The precision with which the model should be served.

Available options:
PRECISION_UNSPECIFIED,
FP16,
FP8,
FP8_MM,
FP8_AR,
FP8_MM_KV_ATTN,
FP8_KV,
FP8_MM_V2,
FP8_V2,
FP8_MM_KV_ATTN_V2,
NF4,
FP4,
BF16,
FP4_BLOCKSCALED_MM,
FP4_MX_MOE
cluster
string

If set, this deployment is deployed to a cloud-premise cluster.

enableAddons
boolean

If true, PEFT addons are enabled for this deployment.

draftTokenCount
integer

The number of candidate tokens to generate per step for speculative decoding. Default is the base model's draft_token_count. Set CreateDeploymentRequest.disable_speculative_decoding to false to disable this behavior.

draftModel
string

The draft model name for speculative decoding. e.g. accounts/fireworks/models/my-draft-model If empty, speculative decoding using a draft model is disabled. Default is the base model's default_draft_model. Set CreateDeploymentRequest.disable_speculative_decoding to false to disable this behavior.

ngramSpeculationLength
integer

The length of previous input sequence to be considered for N-gram speculation.

enableSessionAffinity
boolean

Whether to apply sticky routing based on user field.

directRouteApiKeys
string[]

The set of API keys used to access the direct route deployment. If direct routing is not enabled, this field is unused.

numPeftDeviceCached
integer
directRouteType
enum<string>
default:DIRECT_ROUTE_TYPE_UNSPECIFIED

If set, this deployment will expose an endpoint that bypasses the Fireworks API gateway.

Available options:
DIRECT_ROUTE_TYPE_UNSPECIFIED,
INTERNET,
GCP_PRIVATE_SERVICE_CONNECT,
AWS_PRIVATELINK
directRouteHandle
string

The handle for calling a direct route. The meaning of the handle depends on the direct route type of the deployment: INTERNET -> The host name for accessing the deployment GCP_PRIVATE_SERVICE_CONNECT -> The service attachment name used to create the PSC endpoint. AWS_PRIVATELINK -> The service name used to create the VPC endpoint.

deploymentTemplate
string

The name of the deployment template to use for this deployment. Only available to enterprise accounts.

autoTune
object

The performance profile to use for this deployment.

placement
object

The desired geographic region where the deployment must be placed. If unspecified, the default is the GLOBAL multi-region.

region
enum<string>
default:REGION_UNSPECIFIED

The geographic region where the deployment is presently located.
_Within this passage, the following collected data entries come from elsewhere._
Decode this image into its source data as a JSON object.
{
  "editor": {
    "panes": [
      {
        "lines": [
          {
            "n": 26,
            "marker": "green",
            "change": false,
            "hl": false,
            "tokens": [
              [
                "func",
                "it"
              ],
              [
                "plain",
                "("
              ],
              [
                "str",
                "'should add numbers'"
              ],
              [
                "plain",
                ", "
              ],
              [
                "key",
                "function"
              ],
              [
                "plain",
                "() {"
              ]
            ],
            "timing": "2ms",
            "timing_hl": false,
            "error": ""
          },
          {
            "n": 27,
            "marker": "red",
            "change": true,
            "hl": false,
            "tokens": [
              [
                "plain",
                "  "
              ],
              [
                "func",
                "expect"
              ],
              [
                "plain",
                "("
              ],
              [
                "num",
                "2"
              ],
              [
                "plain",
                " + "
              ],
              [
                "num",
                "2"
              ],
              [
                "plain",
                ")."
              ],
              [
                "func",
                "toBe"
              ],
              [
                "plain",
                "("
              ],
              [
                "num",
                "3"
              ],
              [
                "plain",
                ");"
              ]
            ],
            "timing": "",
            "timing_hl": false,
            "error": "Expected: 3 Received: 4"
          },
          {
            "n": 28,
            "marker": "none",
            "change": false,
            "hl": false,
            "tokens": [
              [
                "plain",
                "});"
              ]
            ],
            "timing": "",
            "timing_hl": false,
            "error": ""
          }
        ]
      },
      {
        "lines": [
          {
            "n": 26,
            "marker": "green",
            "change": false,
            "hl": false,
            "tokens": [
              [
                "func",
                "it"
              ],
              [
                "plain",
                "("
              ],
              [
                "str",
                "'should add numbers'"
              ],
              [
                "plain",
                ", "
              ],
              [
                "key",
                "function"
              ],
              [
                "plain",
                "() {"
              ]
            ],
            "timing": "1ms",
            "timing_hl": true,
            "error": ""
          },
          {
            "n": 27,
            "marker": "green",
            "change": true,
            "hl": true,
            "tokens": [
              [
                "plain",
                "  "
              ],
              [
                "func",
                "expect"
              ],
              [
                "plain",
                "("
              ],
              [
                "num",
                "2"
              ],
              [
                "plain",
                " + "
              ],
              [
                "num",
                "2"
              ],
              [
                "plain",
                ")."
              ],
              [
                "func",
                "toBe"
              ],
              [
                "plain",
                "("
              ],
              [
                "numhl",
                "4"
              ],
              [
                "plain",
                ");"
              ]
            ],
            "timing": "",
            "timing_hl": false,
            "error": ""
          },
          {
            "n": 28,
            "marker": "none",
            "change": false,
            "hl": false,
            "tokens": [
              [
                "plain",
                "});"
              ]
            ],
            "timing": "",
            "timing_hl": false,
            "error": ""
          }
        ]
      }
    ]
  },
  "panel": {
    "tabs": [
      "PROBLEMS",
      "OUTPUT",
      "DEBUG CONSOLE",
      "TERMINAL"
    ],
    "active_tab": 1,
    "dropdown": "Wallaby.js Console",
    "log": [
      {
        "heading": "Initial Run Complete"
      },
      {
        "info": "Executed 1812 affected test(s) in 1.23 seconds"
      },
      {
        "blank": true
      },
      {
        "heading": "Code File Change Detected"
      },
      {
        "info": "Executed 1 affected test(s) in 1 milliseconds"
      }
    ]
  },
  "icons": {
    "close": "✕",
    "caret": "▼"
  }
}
This region may change over time, but within the placement constraint.

Available options:
REGION_UNSPECIFIED,
US_IOWA_1,
US_VIRGINIA_1,
US_ILLINOIS_1,
AP_TOKYO_1,
US_ARIZONA_1,
US_TEXAS_1,
US_ILLINOIS_2,
EU_FRANKFURT_1,
US_TEXAS_2,
EU_ICELAND_1,
EU_ICELAND_2,
US_WASHINGTON_1,
US_WASHINGTON_2,
US_WASHINGTON_3,
AP_TOKYO_2,
US_CALIFORNIA_1,
US_UTAH_1,
US_TEXAS_3,
US_GEORGIA_1,
US_GEORGIA_2
updateTime
string<date-time>

The update time for the deployment.

disableDeploymentSizeValidation
boolean

Whether the deployment size validation is disabled.

enableMtp
boolean

If true, MTP is enabled for this deployment.

enableHotReloadLatestAddon
boolean

Allows up to 1 addon at a time to be loaded, and will merge it into the base model.

deploymentShape
string

The name of the deployment shape that this deployment is using. On the server side, this will be replaced with the deployment shape version name.

activeModelVersion
string

The active model version for this deployment. Used to enable a specific model version.